Copyright November 2000
Well . . . you see, son . . .
When you die, you stop growing. It’s like sleep. And you don’t dream. But your hair keeps growing. And you sleep and drool and have an erection and nightmares forever. And your back and neck hurt. And you walk in your sleep, and talk in your sleep, without knowing it. And you wet your bed often, also. And no one cleans you up. Cause you’re dead. And sometimes you make some eggs, without waking or realizing. And you fall down a lot. And your breath stinks. And the covers are stolen from you. And so you are cold, and hostile.

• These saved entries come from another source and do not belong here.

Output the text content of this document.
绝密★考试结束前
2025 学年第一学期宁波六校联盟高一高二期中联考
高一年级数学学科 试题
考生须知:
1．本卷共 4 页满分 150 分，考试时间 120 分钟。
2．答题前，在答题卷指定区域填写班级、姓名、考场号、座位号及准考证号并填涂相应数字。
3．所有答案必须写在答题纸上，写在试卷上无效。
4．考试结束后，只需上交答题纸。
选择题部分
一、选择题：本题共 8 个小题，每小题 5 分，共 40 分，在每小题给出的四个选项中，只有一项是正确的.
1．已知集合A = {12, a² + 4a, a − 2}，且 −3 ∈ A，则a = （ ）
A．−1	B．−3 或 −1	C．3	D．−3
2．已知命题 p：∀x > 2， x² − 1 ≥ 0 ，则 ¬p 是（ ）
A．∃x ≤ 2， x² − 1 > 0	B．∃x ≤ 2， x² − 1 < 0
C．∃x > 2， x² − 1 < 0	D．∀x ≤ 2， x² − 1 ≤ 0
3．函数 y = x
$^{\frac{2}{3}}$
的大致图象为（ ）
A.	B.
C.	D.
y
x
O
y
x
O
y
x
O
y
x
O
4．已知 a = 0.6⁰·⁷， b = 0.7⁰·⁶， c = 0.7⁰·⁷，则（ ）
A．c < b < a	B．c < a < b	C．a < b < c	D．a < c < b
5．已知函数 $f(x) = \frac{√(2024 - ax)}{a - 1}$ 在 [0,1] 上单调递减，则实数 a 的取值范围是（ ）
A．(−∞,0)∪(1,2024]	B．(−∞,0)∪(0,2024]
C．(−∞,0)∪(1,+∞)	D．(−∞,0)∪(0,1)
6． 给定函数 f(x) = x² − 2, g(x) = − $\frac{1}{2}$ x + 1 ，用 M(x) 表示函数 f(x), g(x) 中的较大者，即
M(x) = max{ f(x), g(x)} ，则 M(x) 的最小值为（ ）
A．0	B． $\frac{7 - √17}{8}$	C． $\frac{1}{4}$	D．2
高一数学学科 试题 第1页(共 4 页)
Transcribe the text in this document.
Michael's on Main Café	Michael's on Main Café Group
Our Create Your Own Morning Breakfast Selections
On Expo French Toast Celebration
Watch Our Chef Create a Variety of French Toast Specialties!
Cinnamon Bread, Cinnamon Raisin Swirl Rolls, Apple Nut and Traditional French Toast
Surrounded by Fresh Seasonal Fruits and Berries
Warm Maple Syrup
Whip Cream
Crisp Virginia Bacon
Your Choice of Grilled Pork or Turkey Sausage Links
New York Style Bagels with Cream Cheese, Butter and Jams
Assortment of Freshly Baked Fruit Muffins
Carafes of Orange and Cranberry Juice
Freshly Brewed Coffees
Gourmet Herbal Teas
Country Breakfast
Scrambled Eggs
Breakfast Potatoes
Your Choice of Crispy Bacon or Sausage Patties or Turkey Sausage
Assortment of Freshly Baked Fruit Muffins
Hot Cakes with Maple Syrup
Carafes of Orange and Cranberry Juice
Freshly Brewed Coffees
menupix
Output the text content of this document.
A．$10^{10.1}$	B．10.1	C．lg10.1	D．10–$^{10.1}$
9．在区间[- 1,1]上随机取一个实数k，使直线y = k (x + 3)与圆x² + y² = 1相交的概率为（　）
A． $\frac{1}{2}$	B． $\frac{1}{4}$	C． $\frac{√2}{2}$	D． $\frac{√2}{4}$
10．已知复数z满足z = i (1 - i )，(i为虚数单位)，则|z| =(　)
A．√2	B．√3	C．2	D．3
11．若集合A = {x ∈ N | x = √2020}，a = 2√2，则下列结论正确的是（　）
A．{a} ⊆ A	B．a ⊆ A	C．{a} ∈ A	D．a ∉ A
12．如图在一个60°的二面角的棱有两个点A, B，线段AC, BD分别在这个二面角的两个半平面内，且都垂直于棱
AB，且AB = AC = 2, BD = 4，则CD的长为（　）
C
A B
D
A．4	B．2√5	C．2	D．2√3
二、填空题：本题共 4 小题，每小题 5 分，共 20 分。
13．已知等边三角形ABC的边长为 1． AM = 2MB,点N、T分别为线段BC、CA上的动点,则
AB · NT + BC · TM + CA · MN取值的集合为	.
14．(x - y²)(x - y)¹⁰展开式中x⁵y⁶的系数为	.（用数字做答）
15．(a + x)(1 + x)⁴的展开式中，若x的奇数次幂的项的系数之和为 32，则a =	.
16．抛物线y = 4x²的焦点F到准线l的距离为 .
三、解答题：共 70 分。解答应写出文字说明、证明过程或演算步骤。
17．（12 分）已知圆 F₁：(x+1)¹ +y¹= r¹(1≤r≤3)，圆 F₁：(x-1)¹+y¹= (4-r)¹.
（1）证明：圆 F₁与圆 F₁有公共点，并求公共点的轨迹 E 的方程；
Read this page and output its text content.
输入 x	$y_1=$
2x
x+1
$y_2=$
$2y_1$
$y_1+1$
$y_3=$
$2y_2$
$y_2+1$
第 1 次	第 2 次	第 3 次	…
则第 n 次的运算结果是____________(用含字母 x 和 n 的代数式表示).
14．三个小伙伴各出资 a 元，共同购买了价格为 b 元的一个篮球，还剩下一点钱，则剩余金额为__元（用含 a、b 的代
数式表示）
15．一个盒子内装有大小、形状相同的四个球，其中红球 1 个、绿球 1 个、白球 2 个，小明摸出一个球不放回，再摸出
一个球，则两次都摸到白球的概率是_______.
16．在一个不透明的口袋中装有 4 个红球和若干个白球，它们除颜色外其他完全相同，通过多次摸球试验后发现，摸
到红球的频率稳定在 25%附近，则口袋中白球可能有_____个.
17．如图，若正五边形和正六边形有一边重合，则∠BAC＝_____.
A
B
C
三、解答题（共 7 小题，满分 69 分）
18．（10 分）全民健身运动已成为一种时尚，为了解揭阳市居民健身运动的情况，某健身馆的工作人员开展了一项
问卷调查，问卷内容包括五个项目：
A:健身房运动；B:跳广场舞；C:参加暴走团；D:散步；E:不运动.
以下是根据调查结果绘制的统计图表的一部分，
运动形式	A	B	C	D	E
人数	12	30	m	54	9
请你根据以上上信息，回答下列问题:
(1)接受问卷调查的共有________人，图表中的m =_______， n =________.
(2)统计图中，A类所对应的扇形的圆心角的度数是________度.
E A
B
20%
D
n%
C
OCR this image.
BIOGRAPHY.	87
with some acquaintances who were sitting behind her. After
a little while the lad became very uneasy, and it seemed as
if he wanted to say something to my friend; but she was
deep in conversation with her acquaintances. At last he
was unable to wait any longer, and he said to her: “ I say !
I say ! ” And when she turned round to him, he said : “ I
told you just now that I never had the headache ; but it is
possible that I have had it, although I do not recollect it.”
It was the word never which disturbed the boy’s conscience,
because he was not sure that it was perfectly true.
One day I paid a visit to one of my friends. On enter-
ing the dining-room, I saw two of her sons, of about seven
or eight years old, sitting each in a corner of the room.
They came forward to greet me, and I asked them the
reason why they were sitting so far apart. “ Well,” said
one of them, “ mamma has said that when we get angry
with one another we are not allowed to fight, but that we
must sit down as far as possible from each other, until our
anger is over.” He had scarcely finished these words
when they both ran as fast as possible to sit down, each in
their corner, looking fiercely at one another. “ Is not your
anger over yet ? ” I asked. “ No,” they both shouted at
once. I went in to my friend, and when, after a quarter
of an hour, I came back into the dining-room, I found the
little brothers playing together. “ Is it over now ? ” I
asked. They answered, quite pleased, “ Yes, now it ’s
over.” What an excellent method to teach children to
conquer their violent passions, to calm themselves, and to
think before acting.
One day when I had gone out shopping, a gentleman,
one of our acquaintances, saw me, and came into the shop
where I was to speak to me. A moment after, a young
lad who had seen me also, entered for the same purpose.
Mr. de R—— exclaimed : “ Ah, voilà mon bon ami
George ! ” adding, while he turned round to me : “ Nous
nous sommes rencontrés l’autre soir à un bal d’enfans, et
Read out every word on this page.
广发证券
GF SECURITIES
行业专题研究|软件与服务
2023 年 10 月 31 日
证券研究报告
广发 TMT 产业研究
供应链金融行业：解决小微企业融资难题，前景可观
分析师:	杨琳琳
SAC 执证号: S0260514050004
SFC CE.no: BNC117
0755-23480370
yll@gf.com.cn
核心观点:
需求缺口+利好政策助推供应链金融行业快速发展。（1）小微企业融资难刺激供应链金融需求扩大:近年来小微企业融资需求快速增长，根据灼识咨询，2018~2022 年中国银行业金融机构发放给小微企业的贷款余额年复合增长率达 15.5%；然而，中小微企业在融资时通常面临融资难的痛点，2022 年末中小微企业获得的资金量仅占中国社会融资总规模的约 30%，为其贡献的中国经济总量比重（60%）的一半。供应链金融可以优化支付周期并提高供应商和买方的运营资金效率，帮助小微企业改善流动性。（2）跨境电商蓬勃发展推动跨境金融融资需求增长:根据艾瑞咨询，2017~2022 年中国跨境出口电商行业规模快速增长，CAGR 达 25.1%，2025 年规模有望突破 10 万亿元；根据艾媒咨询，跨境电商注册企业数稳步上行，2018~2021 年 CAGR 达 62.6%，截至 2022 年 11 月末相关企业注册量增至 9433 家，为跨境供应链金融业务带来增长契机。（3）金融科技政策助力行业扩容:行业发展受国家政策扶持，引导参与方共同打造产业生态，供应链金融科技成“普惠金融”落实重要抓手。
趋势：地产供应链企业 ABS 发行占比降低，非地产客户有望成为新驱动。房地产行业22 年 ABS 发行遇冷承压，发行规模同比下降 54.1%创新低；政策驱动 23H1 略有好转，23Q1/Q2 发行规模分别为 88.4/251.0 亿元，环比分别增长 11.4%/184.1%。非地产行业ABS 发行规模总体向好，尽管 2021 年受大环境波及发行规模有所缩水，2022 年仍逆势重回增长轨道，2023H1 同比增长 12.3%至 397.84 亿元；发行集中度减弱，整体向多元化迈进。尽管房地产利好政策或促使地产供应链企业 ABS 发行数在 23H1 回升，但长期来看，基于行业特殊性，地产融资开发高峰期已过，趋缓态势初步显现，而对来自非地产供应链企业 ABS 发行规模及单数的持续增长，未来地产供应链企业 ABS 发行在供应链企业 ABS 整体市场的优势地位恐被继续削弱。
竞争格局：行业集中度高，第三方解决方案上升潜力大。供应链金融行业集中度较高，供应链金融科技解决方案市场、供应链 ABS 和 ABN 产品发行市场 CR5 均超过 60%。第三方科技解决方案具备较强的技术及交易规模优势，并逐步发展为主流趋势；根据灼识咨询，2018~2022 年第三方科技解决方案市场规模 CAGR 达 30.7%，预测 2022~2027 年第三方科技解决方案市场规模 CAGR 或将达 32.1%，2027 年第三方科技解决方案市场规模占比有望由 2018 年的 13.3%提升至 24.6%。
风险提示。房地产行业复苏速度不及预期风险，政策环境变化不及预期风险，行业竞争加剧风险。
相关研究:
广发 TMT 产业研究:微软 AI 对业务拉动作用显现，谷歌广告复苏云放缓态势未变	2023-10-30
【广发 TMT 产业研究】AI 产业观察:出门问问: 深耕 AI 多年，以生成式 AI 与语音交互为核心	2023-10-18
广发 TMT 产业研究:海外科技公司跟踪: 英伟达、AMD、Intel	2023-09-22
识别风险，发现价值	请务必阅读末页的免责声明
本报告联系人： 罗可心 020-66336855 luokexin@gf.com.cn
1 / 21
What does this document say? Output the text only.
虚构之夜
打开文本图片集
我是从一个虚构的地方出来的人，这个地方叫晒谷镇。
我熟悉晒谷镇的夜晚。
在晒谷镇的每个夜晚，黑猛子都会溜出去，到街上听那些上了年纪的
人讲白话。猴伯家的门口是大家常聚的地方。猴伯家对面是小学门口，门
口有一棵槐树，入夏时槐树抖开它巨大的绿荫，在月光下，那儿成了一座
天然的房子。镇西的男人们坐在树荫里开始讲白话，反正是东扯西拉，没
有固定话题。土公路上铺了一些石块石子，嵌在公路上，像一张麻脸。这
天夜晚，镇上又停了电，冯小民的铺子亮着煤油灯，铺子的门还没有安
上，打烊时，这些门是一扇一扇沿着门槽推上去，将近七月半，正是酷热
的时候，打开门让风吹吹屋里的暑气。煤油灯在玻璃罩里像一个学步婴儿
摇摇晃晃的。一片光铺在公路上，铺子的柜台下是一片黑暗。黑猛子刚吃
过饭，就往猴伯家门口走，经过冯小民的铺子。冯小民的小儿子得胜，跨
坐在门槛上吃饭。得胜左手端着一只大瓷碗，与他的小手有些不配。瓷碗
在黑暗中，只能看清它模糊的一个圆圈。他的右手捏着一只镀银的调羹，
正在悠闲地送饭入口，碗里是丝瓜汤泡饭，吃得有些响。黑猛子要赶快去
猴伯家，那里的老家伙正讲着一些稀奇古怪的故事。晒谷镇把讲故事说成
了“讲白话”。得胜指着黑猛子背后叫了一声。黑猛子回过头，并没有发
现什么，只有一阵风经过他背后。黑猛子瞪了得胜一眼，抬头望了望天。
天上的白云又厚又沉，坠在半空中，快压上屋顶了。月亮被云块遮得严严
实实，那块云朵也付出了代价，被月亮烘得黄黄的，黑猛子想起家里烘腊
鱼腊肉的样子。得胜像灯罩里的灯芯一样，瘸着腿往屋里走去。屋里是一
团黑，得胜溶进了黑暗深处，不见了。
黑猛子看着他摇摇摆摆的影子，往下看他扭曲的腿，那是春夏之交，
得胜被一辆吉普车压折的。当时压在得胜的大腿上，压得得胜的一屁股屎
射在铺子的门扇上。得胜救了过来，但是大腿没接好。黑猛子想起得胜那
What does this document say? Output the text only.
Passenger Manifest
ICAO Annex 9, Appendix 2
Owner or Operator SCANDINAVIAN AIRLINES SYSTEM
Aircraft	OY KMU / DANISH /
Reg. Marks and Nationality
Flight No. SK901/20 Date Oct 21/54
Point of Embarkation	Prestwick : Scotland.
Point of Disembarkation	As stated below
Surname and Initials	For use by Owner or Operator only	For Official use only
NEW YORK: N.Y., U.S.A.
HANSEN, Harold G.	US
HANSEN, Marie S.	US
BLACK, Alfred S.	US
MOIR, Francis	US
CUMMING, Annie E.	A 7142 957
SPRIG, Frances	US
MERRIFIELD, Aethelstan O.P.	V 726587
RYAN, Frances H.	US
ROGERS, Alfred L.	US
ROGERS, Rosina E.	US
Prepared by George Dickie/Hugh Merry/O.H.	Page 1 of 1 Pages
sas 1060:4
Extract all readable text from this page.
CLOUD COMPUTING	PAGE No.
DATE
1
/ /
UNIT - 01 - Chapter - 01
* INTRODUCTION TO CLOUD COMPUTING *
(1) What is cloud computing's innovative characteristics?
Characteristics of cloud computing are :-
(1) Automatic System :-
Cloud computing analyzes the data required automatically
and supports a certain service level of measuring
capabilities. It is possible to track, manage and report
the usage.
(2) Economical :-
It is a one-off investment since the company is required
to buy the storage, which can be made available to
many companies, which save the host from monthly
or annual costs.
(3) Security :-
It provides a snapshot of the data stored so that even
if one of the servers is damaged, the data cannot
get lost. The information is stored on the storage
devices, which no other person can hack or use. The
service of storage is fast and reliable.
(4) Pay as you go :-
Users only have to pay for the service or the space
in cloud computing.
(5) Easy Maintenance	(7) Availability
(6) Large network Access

The closest you come to dreaming is the vague thought that you’ve forgotten something. Anxiety, subdued. You’ve f ≈orgotten to set the alarm. To pay for something. To pray for something. To suffer for something. You wish to suffer. But you cannot. You wish to wish to . . . wish. But you fail, miserably. And you fail at being miserable. You wish to wish to wish to put yourself out of its . . . out of your misery. You wish you could forget this wish, and about wishing, all wishing. You hope you have lived. You hope you have died. You hope you will not snore, in the life after this one. Which is death.
I’m not making any . . .
But all this is vague. You do not understand any of it, think or feel any of it, and you cannot say it, even to yourself. Even if you did–even if you had the strength to try–your self speaks another language, and listens and understands in yet another, unknown to you, and to your self, and to every other self. It wonders what this is the language of.
But only hazily. Wearily it wonders. Half-dead-heartedly. Half-half- Adead-heartedly. Three-quarter-dead-half-heartedly. Or, uh, . . . yeah.
Your only wish is to feel dead. To feel like what you are. And to have been what you are from the very beginning. You wish this hypothetically, knowing that nothing can never come true.
But you “know” this only hazily. And you know that you “know” this still less clearly.
You almost know (hazily) that you do not know that you don’t know this (hazily), but not quite.
You try to forget.
Ever so slightly.
But this takes a lot out of you.
And you wonder where nothing comes from.
Until you have no strength left to wonder. To care.
And you wish to try to wonder why you hoped, and why nothing never comes, and if it has always been and will never be.
But, really, that’s about it.
You’re not alive anymore, is the thing.